«Nous sommes sans arrêt confrontés à des quantités de phénomènes dont il est de plus en plus difficile de déterminer les causes.»
Elève des Becher à la Kunstakademie de Düsseldorf et influencé par les recherches de Gerhard Richter sur la représentation photographique, Thomas Struth incorpore pleinement les moyens techniques du médium à sa démarche conceptuelle afin de montrer la capacité spécifique de l’image à constituer du sens. Il pose ainsi un regard neutre et distancié sur le monde et ses habitants qu’il photographie avec la plus grande impartialité, en observateur de l’état des choses.

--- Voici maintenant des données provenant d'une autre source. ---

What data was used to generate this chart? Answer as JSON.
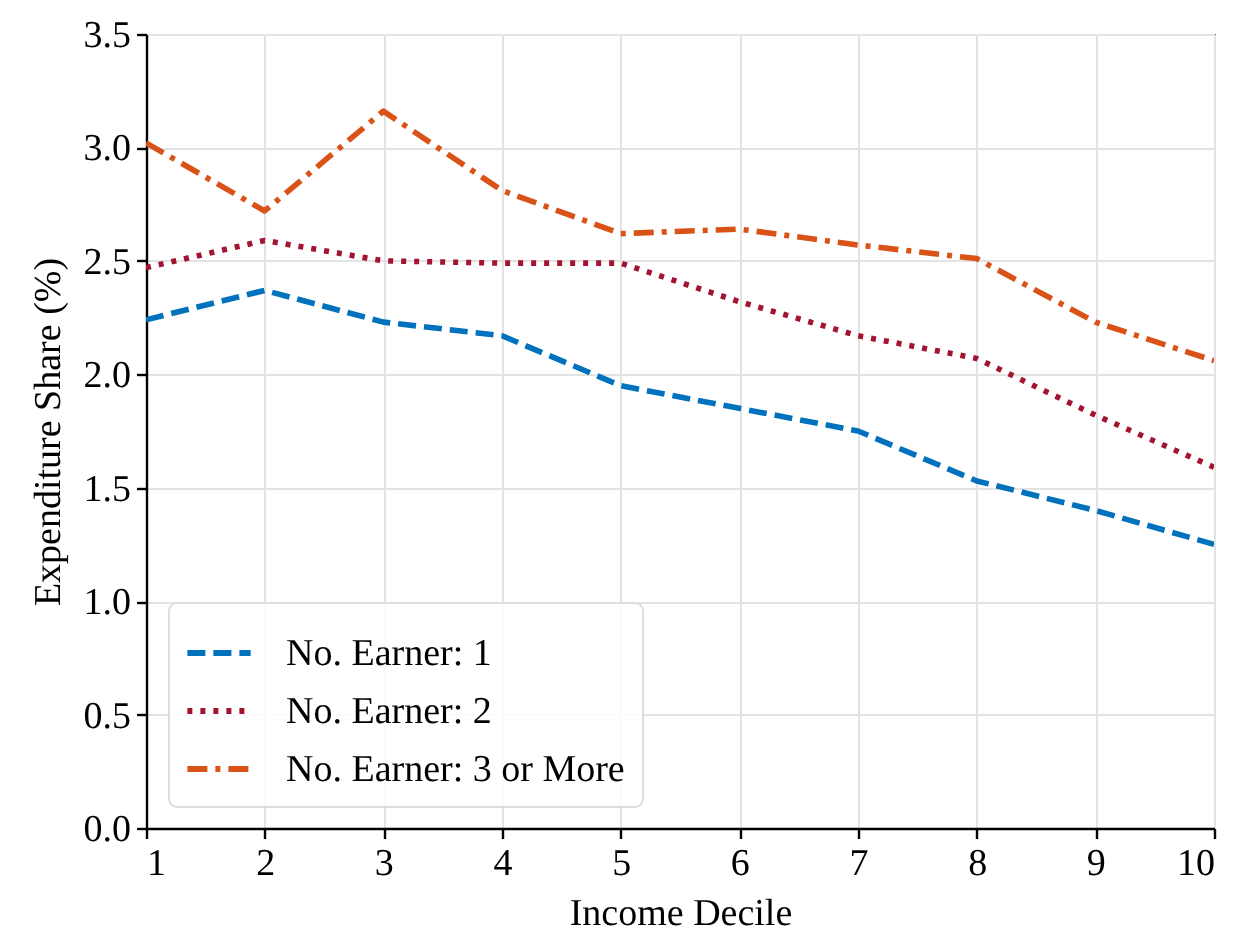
{
  "chart_data": {
    "type": "line",
    "xlabel": "Income Decile",
    "ylabel": "Expenditure Share (%)",
    "x": [
      1,
      2,
      3,
      4,
      5,
      6,
      7,
      8,
      9,
      10
    ],
    "series": [
      {
        "name": "No. Earner: 1",
        "color": "#0072bd",
        "line_style": "dashed",
        "values": [
          2.24,
          2.37,
          2.23,
          2.17,
          1.95,
          1.85,
          1.75,
          1.53,
          1.4,
          1.25
        ]
      },
      {
        "name": "No. Earner: 2",
        "color": "#a2142f",
        "line_style": "dotted",
        "values": [
          2.47,
          2.59,
          2.5,
          2.49,
          2.49,
          2.32,
          2.17,
          2.07,
          1.82,
          1.59
        ]
      },
      {
        "name": "No. Earner: 3 or More",
        "color": "#d95319",
        "line_style": "dashdot",
        "values": [
          3.02,
          2.72,
          3.16,
          2.81,
          2.62,
          2.64,
          2.57,
          2.51,
          2.23,
          2.06
        ]
      }
    ],
    "xlim": [
      1,
      10
    ],
    "xticks": [
      1,
      2,
      3,
      4,
      5,
      6,
      7,
      8,
      9,
      10
    ],
    "ylim": [
      0,
      3.5
    ],
    "yticks": [
      {
        "value": 0,
        "label": "0.0"
      },
      0.5,
      {
        "value": 1,
        "label": "1.0"
      },
      1.5,
      {
        "value": 2,
        "label": "2.0"
      },
      2.5,
      {
        "value": 3,
        "label": "3.0"
      },
      3.5
    ],
    "grid": true,
    "legend": "bottom left"
  }
}
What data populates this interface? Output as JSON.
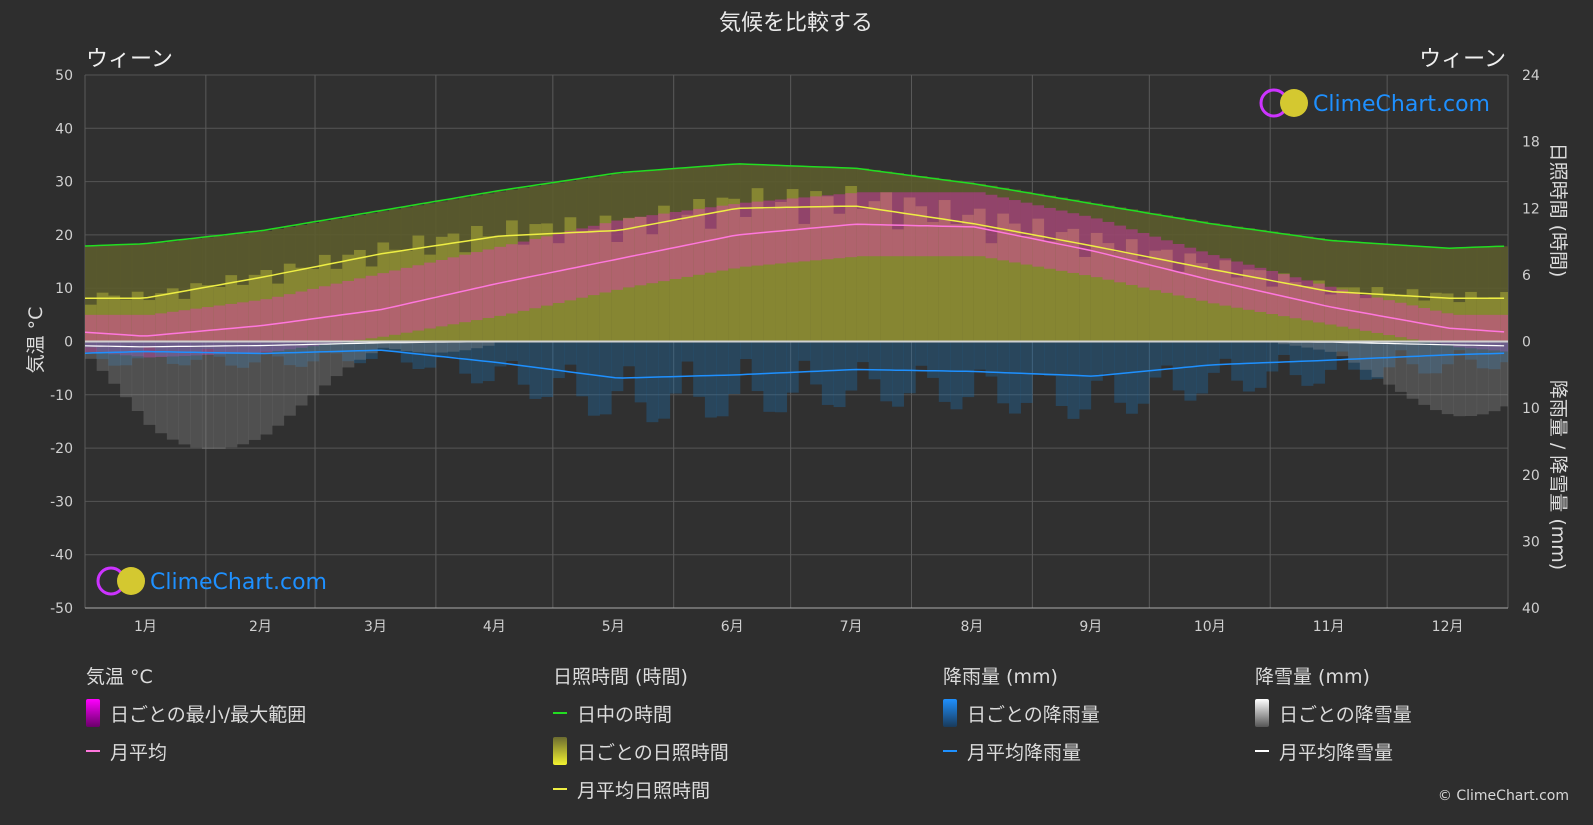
{
  "title": "気候を比較する",
  "location_left": "ウィーン",
  "location_right": "ウィーン",
  "brand": "ClimeChart.com",
  "copyright": "© ClimeChart.com",
  "colors": {
    "background": "#2e2e2e",
    "temp_range": "#ff22dd",
    "temp_avg": "#ff77dd",
    "daylight": "#22dd22",
    "sunshine_daily": "#c8c840",
    "sunshine_avg": "#eeee44",
    "rain": "#1e90ff",
    "snow": "#ffffff",
    "brand_text": "#1e90ff"
  },
  "legend": {
    "temperature": {
      "title": "気温 °C",
      "items": [
        {
          "label": "日ごとの最小/最大範囲",
          "swatch": "gradient",
          "color_top": "#ff00ff",
          "color_bottom": "#6a006a"
        },
        {
          "label": "月平均",
          "swatch": "line",
          "color": "#ff77dd"
        }
      ]
    },
    "sunshine": {
      "title": "日照時間 (時間)",
      "items": [
        {
          "label": "日中の時間",
          "swatch": "line",
          "color": "#22dd22"
        },
        {
          "label": "日ごとの日照時間",
          "swatch": "gradient",
          "color_top": "#6b6b30",
          "color_bottom": "#f2f230"
        },
        {
          "label": "月平均日照時間",
          "swatch": "line",
          "color": "#eeee44"
        }
      ]
    },
    "rain": {
      "title": "降雨量 (mm)",
      "items": [
        {
          "label": "日ごとの降雨量",
          "swatch": "gradient",
          "color_top": "#1e90ff",
          "color_bottom": "#1a3a5a"
        },
        {
          "label": "月平均降雨量",
          "swatch": "line",
          "color": "#1e90ff"
        }
      ]
    },
    "snow": {
      "title": "降雪量 (mm)",
      "items": [
        {
          "label": "日ごとの降雪量",
          "swatch": "gradient",
          "color_top": "#ffffff",
          "color_bottom": "#555555"
        },
        {
          "label": "月平均降雪量",
          "swatch": "line",
          "color": "#ffffff"
        }
      ]
    }
  },
  "chart_data": {
    "type": "line",
    "title": "気候を比較する",
    "categories": [
      "1月",
      "2月",
      "3月",
      "4月",
      "5月",
      "6月",
      "7月",
      "8月",
      "9月",
      "10月",
      "11月",
      "12月"
    ],
    "axes": {
      "y_left": {
        "label": "気温 °C",
        "range": [
          -50,
          50
        ],
        "ticks": [
          50,
          40,
          30,
          20,
          10,
          0,
          -10,
          -20,
          -30,
          -40,
          -50
        ]
      },
      "y_right_top": {
        "label": "日照時間 (時間)",
        "range": [
          0,
          24
        ],
        "ticks": [
          24,
          18,
          12,
          6,
          0
        ]
      },
      "y_right_bottom": {
        "label": "降雨量 / 降雪量 (mm)",
        "range": [
          0,
          40
        ],
        "ticks": [
          10,
          20,
          30,
          40
        ]
      }
    },
    "grid": true,
    "series": [
      {
        "name": "日中の時間",
        "axis": "y_right_top",
        "values": [
          8.8,
          10.0,
          11.8,
          13.6,
          15.2,
          16.0,
          15.6,
          14.2,
          12.4,
          10.6,
          9.1,
          8.4
        ]
      },
      {
        "name": "月平均日照時間",
        "axis": "y_right_top",
        "values": [
          3.9,
          5.8,
          7.9,
          9.5,
          10.0,
          12.0,
          12.2,
          10.6,
          8.6,
          6.5,
          4.5,
          3.9
        ]
      },
      {
        "name": "月平均",
        "axis": "y_left",
        "values": [
          1.0,
          3.0,
          6.0,
          11.0,
          15.5,
          20.0,
          22.0,
          21.5,
          17.0,
          11.5,
          6.5,
          2.5
        ]
      },
      {
        "name": "日ごとの最小/最大範囲",
        "axis": "y_left",
        "min": [
          -3,
          -2,
          1,
          5,
          10,
          14,
          16,
          16,
          12,
          7,
          3,
          -1
        ],
        "max": [
          5,
          8,
          13,
          18,
          23,
          26,
          28,
          28,
          23,
          16,
          10,
          5
        ]
      },
      {
        "name": "月平均降雨量",
        "axis": "y_right_bottom",
        "values": [
          1.5,
          1.8,
          1.3,
          3.2,
          5.5,
          5.0,
          4.2,
          4.5,
          5.2,
          3.5,
          2.8,
          2.0
        ]
      },
      {
        "name": "月平均降雪量",
        "axis": "y_right_bottom",
        "values": [
          0.8,
          0.6,
          0.2,
          0.0,
          0.0,
          0.0,
          0.0,
          0.0,
          0.0,
          0.0,
          0.1,
          0.5
        ]
      }
    ]
  }
}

Dès 1975, il commence à photographier systématiquement des rues en Europe, aux États-Unis et au Japon, traquant ainsi des fragments de réel, des conditions de vie, dans le temps de la prise de vue. Cette étude, suivie en 1986 par une série de portraits domestiques, dédaigne toute expressivité des effets, tout drame intérieur projeté dans l’acte créatif, toute présence de l’artiste, pour se fondre dans l’objectivité du relevé systématique. Sans contenu esthétique ou documentaire, réduisant la profondeur de champ, l’aléatoire de la lumière et la perspective, le travail de Struth pose un regard raisonné sur les choses, tout en laissant ouvert l’espace photographié au foisonnement du vivant. Chargées d’un contenu symbolique et social qui les différencie de la tendance objective et froide de la photographie allemande (Becher, T. Ruff…), les images de Struth réfléchissent la richesse de l’histoire et les déterminismes socio-politiques à l’intérieur d’espaces culturels.
Les bâtiments alignés d’_Hubertusstraße_ montrent l’inhumanité des constructions d’après-guerre en Allemagne où se lit la culpabilité et la perte de l’histoire, Shibuya-ku n’est qu’une accumulation de signes et de mouvements, The Hirose Family expose les codes de représentation sociale et culturelle d’une famille japonaise à Hiroshima… Au cœur de l’être au monde, Thomas Struth vérifie des comportements, des mouvements gravés dans la structure des villes dont les multiples cicatrices racontent cette rencontre inconsciente de l’histoire avec son devenir.